Ob das DRK überhaupt Rettungswagen dort stationieren dürfe, so lange die Personalräume noch nicht eingerichtet seien, werde überprüft, kündigte der Landratsamtssprecher Andreas Fritz an. „Das Baugesuch sieht Ruhe- und Sozialräume jedenfalls vor. Den tatsächlichen Zustand werden wir bei einer Baukontrolle in den nächsten Tagen aufnehmen.“

Anwohner fürchten ständigen Lärm

Anwohner hatten zuletzt in der Bürgerfragestunde des Murrer Gemeinderates massiv Kritik geäußert. Sie befürchten, dass es zu Lärmbelästigungen durch das Martinshorn der Einsatzfahrzeuge komme und dass Kinder in dem benachbarten Wohngebiet durch schnell fahrende Rettungswagen auf dem rund 200 Meter langen Weg zur Steinheimer Straße gefährdet werden. Außerdem sei die Verkehrslage in dem Tempo-30-Bereich beengt. Der Technische Ausschuss des Gemeinderats hatte das Projekt baurechtlich bewilligt, aber nur unter der Auflage, dass der Lärmschutz eingehalten werde und die Umgebung für ein solches Projekt baurechtlich überhaupt geeignet für eine Rettungswache sei.

„Es ist sicher nicht der optimale Standort, darüber kann es keine zwei Meinungen geben“, sagt der Murrer Bürgermeister Torsten Bartzsch. Er kenne keinen Anwohner, der die Wache dort haben wolle, und hält es für berechtigt, dass die Anwohner ihr Missfallen kundtun. Allerdings werde auch der Allgemeinheit geholfen, wenn sich die Hilfszeiten der Rettungsfahrten verkürzten. Es sei Sache des Landratsamtes, den widerrechtlichen Betrieb zu regeln.

DRK-Geschäftsführer sieht erste Erfolge

Dass der provisorische Betrieb bereits zu ersten Erfolgen geführt habe, berichtet wiederum der DRK-Kreischef Manfred Hormann. „Bei einem Rettungsfall in Steinheim im Dezember waren wir in dreieinhalb Minuten vor Ort“, erzählt er.

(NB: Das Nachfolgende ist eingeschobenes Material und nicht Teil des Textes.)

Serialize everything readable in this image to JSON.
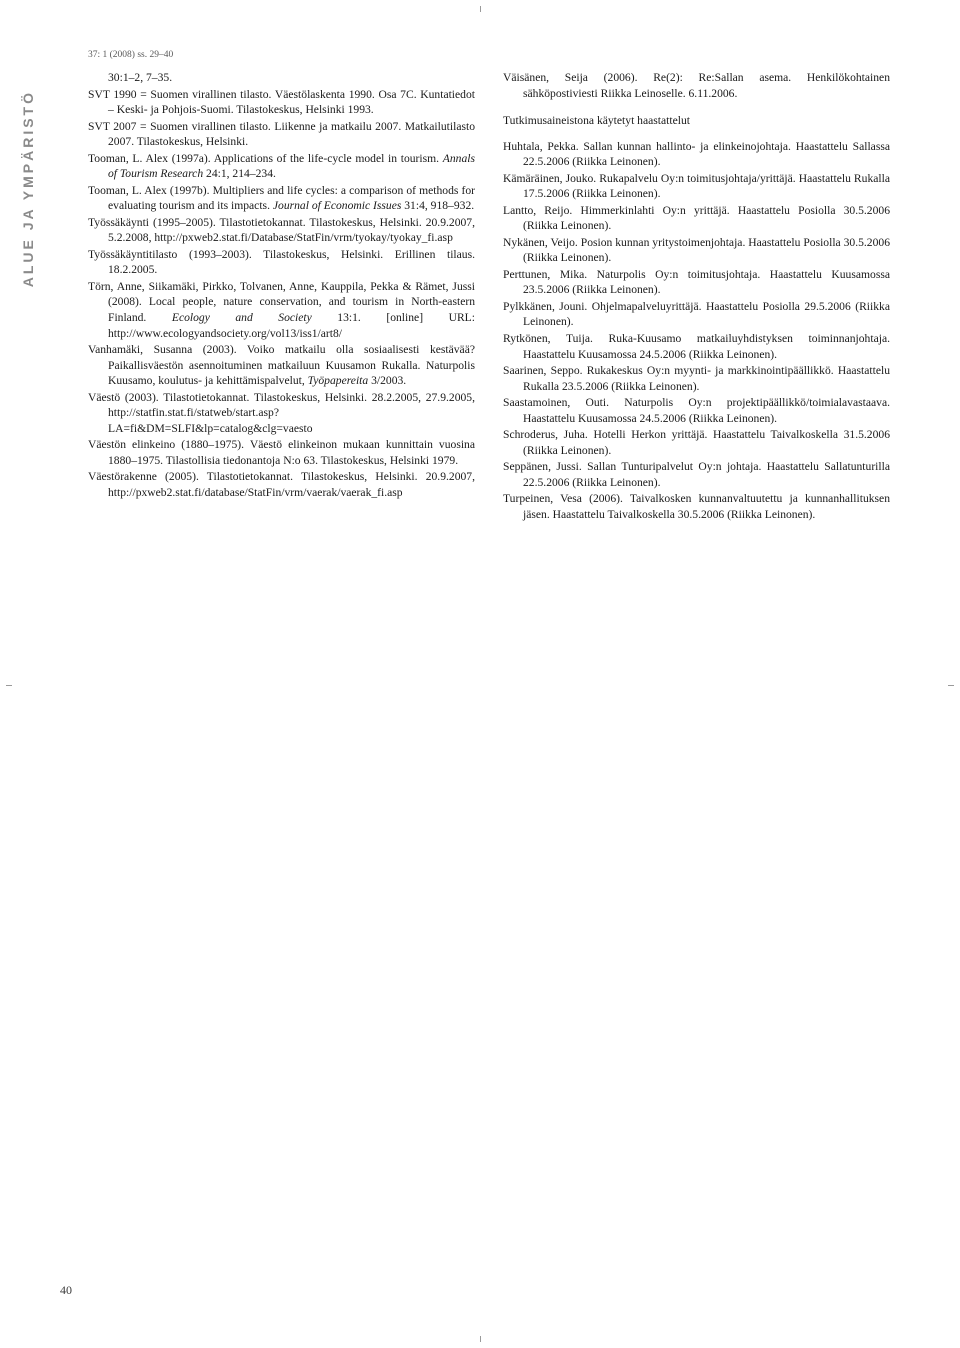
{
  "sidebar_label": "ALUE JA YMPÄRISTÖ",
  "issue_line": "37: 1 (2008) ss. 29–40",
  "page_number": "40",
  "left_column": [
    {
      "cls": "ref ref-first",
      "html": "30:1–2, 7–35."
    },
    {
      "cls": "ref",
      "html": "SVT 1990 = Suomen virallinen tilasto. Väestölaskenta 1990. Osa 7C. Kuntatiedot – Keski- ja Pohjois-Suomi. Tilastokeskus, Helsinki 1993."
    },
    {
      "cls": "ref",
      "html": "SVT 2007 = Suomen virallinen tilasto. Liikenne ja matkailu 2007. Matkailutilasto 2007. Tilastokeskus, Helsinki."
    },
    {
      "cls": "ref",
      "html": "Tooman, L. Alex (1997a). Applications of the life-cycle model in tourism. <span class='italic'>Annals of Tourism Research</span> 24:1, 214–234."
    },
    {
      "cls": "ref",
      "html": "Tooman, L. Alex (1997b). Multipliers and life cycles: a comparison of methods for evaluating tourism and its impacts. <span class='italic'>Journal of Economic Issues</span> 31:4, 918–932."
    },
    {
      "cls": "ref",
      "html": "Työssäkäynti (1995–2005). Tilastotietokannat. Tilastokeskus, Helsinki. 20.9.2007, 5.2.2008, http://pxweb2.stat.fi/Database/StatFin/vrm/tyokay/tyokay_fi.asp"
    },
    {
      "cls": "ref",
      "html": "Työssäkäyntitilasto (1993–2003). Tilastokeskus, Helsinki. Erillinen tilaus. 18.2.2005."
    },
    {
      "cls": "ref",
      "html": "Törn, Anne, Siikamäki, Pirkko, Tolvanen, Anne, Kauppila, Pekka & Rämet, Jussi (2008). Local people, nature conservation, and tourism in North-eastern Finland. <span class='italic'>Ecology and Society</span> 13:1. [online] URL: http://www.ecologyandsociety.org/vol13/iss1/art8/"
    },
    {
      "cls": "ref",
      "html": "Vanhamäki, Susanna (2003). Voiko matkailu olla sosiaalisesti kestävää? Paikallisväestön asennoituminen matkailuun Kuusamon Rukalla. Naturpolis Kuusamo, koulutus- ja kehittämispalvelut, <span class='italic'>Työpapereita</span> 3/2003."
    },
    {
      "cls": "ref",
      "html": "Väestö (2003). Tilastotietokannat. Tilastokeskus, Helsinki. 28.2.2005, 27.9.2005, http://statfin.stat.fi/statweb/start.asp?LA=fi&DM=SLFI&lp=catalog&clg=vaesto"
    },
    {
      "cls": "ref",
      "html": "Väestön elinkeino (1880–1975). Väestö elinkeinon mukaan kunnittain vuosina 1880–1975. Tilastollisia tiedonantoja N:o 63. Tilastokeskus, Helsinki 1979."
    },
    {
      "cls": "ref",
      "html": "Väestörakenne (2005). Tilastotietokannat. Tilastokeskus, Helsinki. 20.9.2007, http://pxweb2.stat.fi/database/StatFin/vrm/vaerak/vaerak_fi.asp"
    }
  ],
  "right_column_top": [
    {
      "cls": "ref",
      "html": "Väisänen, Seija (2006). Re(2): Re:Sallan asema. Henkilökohtainen sähköpostiviesti Riikka Leinoselle. 6.11.2006."
    }
  ],
  "section_heading": "Tutkimusaineistona käytetyt haastattelut",
  "right_column_bottom": [
    {
      "cls": "ref",
      "html": "Huhtala, Pekka. Sallan kunnan hallinto- ja elinkeinojohtaja. Haastattelu Sallassa 22.5.2006 (Riikka Leinonen)."
    },
    {
      "cls": "ref",
      "html": "Kämäräinen, Jouko. Rukapalvelu Oy:n toimitusjohtaja/yrittäjä. Haastattelu Rukalla 17.5.2006 (Riikka Leinonen)."
    },
    {
      "cls": "ref",
      "html": "Lantto, Reijo. Himmerkinlahti Oy:n yrittäjä. Haastattelu Posiolla 30.5.2006 (Riikka Leinonen)."
    },
    {
      "cls": "ref",
      "html": "Nykänen, Veijo. Posion kunnan yritystoimenjohtaja. Haastattelu Posiolla 30.5.2006 (Riikka Leinonen)."
    },
    {
      "cls": "ref",
      "html": "Perttunen, Mika. Naturpolis Oy:n toimitusjohtaja. Haastattelu Kuusamossa 23.5.2006 (Riikka Leinonen)."
    },
    {
      "cls": "ref",
      "html": "Pylkkänen, Jouni. Ohjelmapalveluyrittäjä. Haastattelu Posiolla 29.5.2006 (Riikka Leinonen)."
    },
    {
      "cls": "ref",
      "html": "Rytkönen, Tuija. Ruka-Kuusamo matkailuyhdistyksen toiminnanjohtaja. Haastattelu Kuusamossa 24.5.2006 (Riikka Leinonen)."
    },
    {
      "cls": "ref",
      "html": "Saarinen, Seppo. Rukakeskus Oy:n myynti- ja markkinointipäällikkö. Haastattelu Rukalla 23.5.2006 (Riikka Leinonen)."
    },
    {
      "cls": "ref",
      "html": "Saastamoinen, Outi. Naturpolis Oy:n projektipäällikkö/toimialavastaava. Haastattelu Kuusamossa 24.5.2006 (Riikka Leinonen)."
    },
    {
      "cls": "ref",
      "html": "Schroderus, Juha. Hotelli Herkon yrittäjä. Haastattelu Taivalkoskella 31.5.2006 (Riikka Leinonen)."
    },
    {
      "cls": "ref",
      "html": "Seppänen, Jussi. Sallan Tunturipalvelut Oy:n johtaja. Haastattelu Sallatunturilla 22.5.2006 (Riikka Leinonen)."
    },
    {
      "cls": "ref",
      "html": "Turpeinen, Vesa (2006). Taivalkosken kunnanvaltuutettu ja kunnanhallituksen jäsen. Haastattelu Taivalkoskella 30.5.2006 (Riikka Leinonen)."
    }
  ]
}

Auch hätten sich die Hilfszeiten im gesamten Landkreis Ludwigsburg verbessert, seitdem in Remseck und Murr von neuen Standorten aus gestartet werde.

Im Kreis lag die Maßgabe, innerhalb von bis zu 15 Minuten bei Notfällen zu erscheinen, bisher lediglich zu 93 Prozent erfüllt. Sie soll laut Gesetz bei 95 Prozent liegen. Die Nachbarn bittet er darum, auf die Professionalität der Mitarbeiter des Roten Kreuzes zu vertrauen. Die Situation sei vergleichbar mit der am Bietigheimer Krankenhaus. Auch dort würden die DRK-Fahrer das Alarmsignal erst einschalten, wenn sie auf der Hauptstraße seien.

Hormann: Besser vorher mit Nachbarn reden

Als er sich für das Haus im Ziegeleiweg entschieden habe, sei der Status des eingeschränkten Gewerbegebietes für ihn ausschlaggebend gewesen, versichert Hormann. Er räumt ein, dass es besser gewesen wäre, wenn das DRK vorher mit den Nachbarn geredet hätte, die im Zweifel durch die Einsatzfahrten belästigt würden. Im Übrigen habe nicht das DRK, sondern der Bereichsausschuss des Landkreises Ludwigsburg auf eine zeitnahe Lösung für bessere Hilfszeiten gedrängt, stellt Manfred Hormann klar. Auf lange Sicht hoffe man, eventuell bei einem Ärztehaus-Projekt der Stadt Steinheim in den nächsten Jahren einen besseren Standort für die Rettungsfahrzeuge zu bekommen.